Document Type

Article

Publication Date

2022

Abstract

Restrictive state abortion laws garner a large amount of attention in the national conversation and legal scholarship, but less known is a federal abortion policy that significantly curtails access to early abortion in all fifty states. The policy limits the distribution of mifepristone, the only drug approved to terminate a pregnancy so long as it is within the first ten weeks. Unlike most drugs, which can be prescribed by licensed healthcare providers and picked up at most pharmacies, the Food and Drug Administration only allows certified providers to prescribe mifepristone, and only allows those providers to distribute the drug to patients directly, in person, not through pharmacies. This policy segregates abortion care outside of the traditional healthcare setting and into abortion clinics, which provide ninety-five percent of abortions. As a result, women must often travel long distances to simply pick up a prescription at a clinic—an obstacle that disproportionately harms low-income women, women of color, and rural women. This paper is the first to examine the burdens, benefits, and impact of the mifepristone REMS. It argues that mifepristone fails to meet the statutory criteria for a REMS, and that the FDA’s improper regulation of mifepristone is a part of a larger history of the agency discounting women’s health.
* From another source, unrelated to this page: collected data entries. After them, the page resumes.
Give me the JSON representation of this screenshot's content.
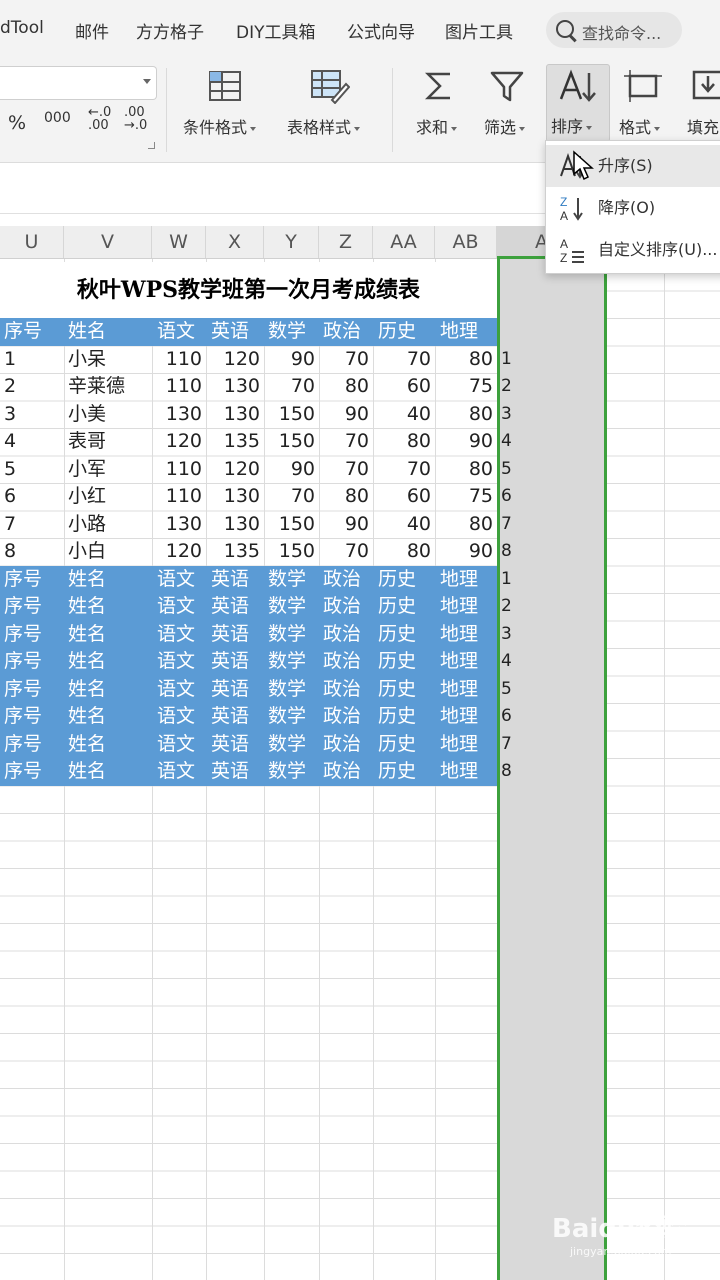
{
  "menu_tabs": [
    "dTool",
    "邮件",
    "方方格子",
    "DIY工具箱",
    "公式向导",
    "图片工具"
  ],
  "search": {
    "placeholder": "查找命令..."
  },
  "number_format": {
    "percent": "%",
    "thousands": "000",
    "inc_decimal": "←.0\n.00",
    "dec_decimal": ".00\n→.0"
  },
  "ribbon": {
    "conditional_format": "条件格式",
    "table_style": "表格样式",
    "sum": "求和",
    "filter": "筛选",
    "sort": "排序",
    "format": "格式",
    "fill": "填充"
  },
  "sort_menu": {
    "ascending": "升序(S)",
    "descending": "降序(O)",
    "custom": "自定义排序(U)..."
  },
  "columns": [
    "U",
    "V",
    "W",
    "X",
    "Y",
    "Z",
    "AA",
    "AB",
    "A"
  ],
  "sheet_title": "秋叶WPS教学班第一次月考成绩表",
  "header": [
    "序号",
    "姓名",
    "语文",
    "英语",
    "数学",
    "政治",
    "历史",
    "地理"
  ],
  "rows": [
    [
      "1",
      "小呆",
      "110",
      "120",
      "90",
      "70",
      "70",
      "80"
    ],
    [
      "2",
      "辛莱德",
      "110",
      "130",
      "70",
      "80",
      "60",
      "75"
    ],
    [
      "3",
      "小美",
      "130",
      "130",
      "150",
      "90",
      "40",
      "80"
    ],
    [
      "4",
      "表哥",
      "120",
      "135",
      "150",
      "70",
      "80",
      "90"
    ],
    [
      "5",
      "小军",
      "110",
      "120",
      "90",
      "70",
      "70",
      "80"
    ],
    [
      "6",
      "小红",
      "110",
      "130",
      "70",
      "80",
      "60",
      "75"
    ],
    [
      "7",
      "小路",
      "130",
      "130",
      "150",
      "90",
      "40",
      "80"
    ],
    [
      "8",
      "小白",
      "120",
      "135",
      "150",
      "70",
      "80",
      "90"
    ]
  ],
  "helper_index": [
    "1",
    "2",
    "3",
    "4",
    "5",
    "6",
    "7",
    "8",
    "1",
    "2",
    "3",
    "4",
    "5",
    "6",
    "7",
    "8"
  ],
  "watermark": {
    "brand": "Baidu经验",
    "url": "jingyan.baidu.com"
  },
  "colors": {
    "header_fill": "#5b9bd5",
    "selection_border": "#3da13d",
    "selected_column": "#d9d9d9"
  }
}
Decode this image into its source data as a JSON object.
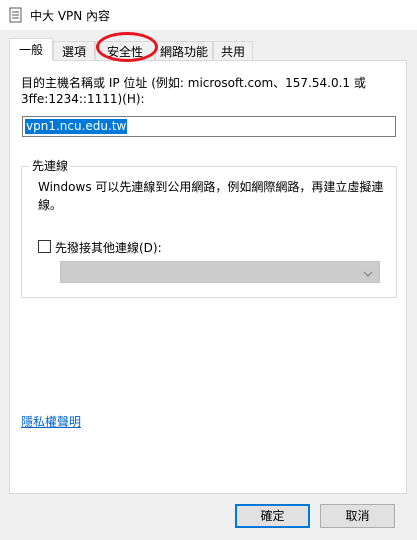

It concludes by exploring the future of early abortion care without the mifepristone REMS—a reality that may soon come to pass under the Biden administration. Without the REMS, women would be able to terminate an early pregnancy entirely through telemedicine, avoiding the logistical hurdles, lack of privacy, and harassment that occurs at clinics. These benefits will continue for women living in liberal states even if Roe v. Wade is limited or overturned, accelerating the disparity in abortion access across state lines and the trend toward self-managed abortion in states that have restricted abortion.